Magma-Assisted Continental Break-up Encroached on Previously Stretched Continental Lithosphere – the NE Greenland Composite Passive Margin

Friday, 19 December 2014: 11:20 AM
Stanislaw Mazur, GETECH, Leeds, United Kingdom, Stephen Rippington, ARKeX, Cambridge, United Kingdom and Phill Houghton, ION Geophysical Corporation, Houston, TX, United States
Volcanic continental margins have a number of distinctive features that are different from those typical of magma-poor continental margins. However, in some places volcanic margins may develop parallel to older, highly extended rift systems. In such situations the resultant continental margin shows a complex structure that merges the characteristics of volcanic and non-volcanic margins. Furthermore, the evolution of this younger magma-rich margin is restricted by the pre-existing lithospheric architecture, causing it to diverge from the generally assumed formation model. We use the case of NE Greenland to demonstrate the structure of a composite margin firstly subjected to extensive extension and later overprinted by magma-assisted continental break-up. The NE Greenland continental margin is a highly extended margin, that is up to 250km wide, with crystalline crust attaining the maximum thickness near to the coast of Greenland and at the Danmarkshaven Ridge. The latter represents a major basement horst formed during an Early Cretaceous rifting event. To the east of the Danmarkshaven Ridge, crust is stretched and onlapped by the Early Cretaceous sedimentary basin. The effects of Tertiary break-up are observable in a relatively narrow zone 80 km wide that usually includes an extended edge of continental crust and an adjacent section of oceanic crust. A volcano-sedimentary succession produced during the break-up reaches the maximum thickness of c. 8000 m above a continent-ocean transition (COB). Oceanic crust overlain by mixed volcanic and sedimentary rocks is thicker than usual.

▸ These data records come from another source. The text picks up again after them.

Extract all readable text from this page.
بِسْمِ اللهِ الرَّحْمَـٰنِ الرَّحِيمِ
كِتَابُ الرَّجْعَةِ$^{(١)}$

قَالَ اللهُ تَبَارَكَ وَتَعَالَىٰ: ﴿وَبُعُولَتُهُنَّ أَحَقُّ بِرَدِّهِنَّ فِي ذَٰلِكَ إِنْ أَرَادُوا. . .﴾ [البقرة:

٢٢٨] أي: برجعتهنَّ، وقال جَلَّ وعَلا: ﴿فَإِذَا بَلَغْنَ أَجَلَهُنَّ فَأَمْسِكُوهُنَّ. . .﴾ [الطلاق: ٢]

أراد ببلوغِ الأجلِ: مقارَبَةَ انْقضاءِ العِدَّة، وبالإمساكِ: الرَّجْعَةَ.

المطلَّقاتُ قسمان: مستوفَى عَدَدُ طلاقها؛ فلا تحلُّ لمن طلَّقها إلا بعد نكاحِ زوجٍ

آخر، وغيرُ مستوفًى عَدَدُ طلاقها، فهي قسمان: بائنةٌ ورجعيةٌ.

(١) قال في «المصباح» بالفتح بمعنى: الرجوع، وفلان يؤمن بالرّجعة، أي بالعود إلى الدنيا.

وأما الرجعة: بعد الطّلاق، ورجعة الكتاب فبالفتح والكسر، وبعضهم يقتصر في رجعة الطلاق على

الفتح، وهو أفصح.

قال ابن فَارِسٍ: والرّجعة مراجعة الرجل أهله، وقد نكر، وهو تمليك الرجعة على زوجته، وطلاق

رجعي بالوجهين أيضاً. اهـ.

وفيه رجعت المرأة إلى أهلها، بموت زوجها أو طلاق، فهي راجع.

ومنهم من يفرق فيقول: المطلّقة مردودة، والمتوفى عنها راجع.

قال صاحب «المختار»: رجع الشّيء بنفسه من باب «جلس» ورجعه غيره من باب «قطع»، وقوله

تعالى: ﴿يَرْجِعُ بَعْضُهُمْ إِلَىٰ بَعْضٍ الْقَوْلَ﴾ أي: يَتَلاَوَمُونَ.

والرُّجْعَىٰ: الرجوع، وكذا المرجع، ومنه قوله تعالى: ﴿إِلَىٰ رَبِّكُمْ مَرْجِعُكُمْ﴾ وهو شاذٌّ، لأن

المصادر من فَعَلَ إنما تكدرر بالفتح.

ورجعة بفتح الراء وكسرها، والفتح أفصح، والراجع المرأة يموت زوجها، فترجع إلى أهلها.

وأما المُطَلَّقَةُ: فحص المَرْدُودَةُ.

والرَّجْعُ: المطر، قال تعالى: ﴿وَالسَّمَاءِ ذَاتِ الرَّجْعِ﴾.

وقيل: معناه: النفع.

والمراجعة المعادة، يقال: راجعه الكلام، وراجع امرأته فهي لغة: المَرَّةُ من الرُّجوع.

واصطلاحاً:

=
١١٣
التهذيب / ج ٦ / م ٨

No observable SDRs or igneous transitional crust are present near to the COB. Instead, a chain of high density bodies follow the COB at the base of crust.

The features observed suggest relatively little extension associated with the Tertiary break-up. Instead localised mantle melting presumably led to rapid break-up with crustal dilatation promptly balanced by production of thick oceanic crust and magma underplating at Moho level. There was practically no syn-rift phase but volcanism and deposition of extensive sedimentary succession followed the initial separation of continental crust.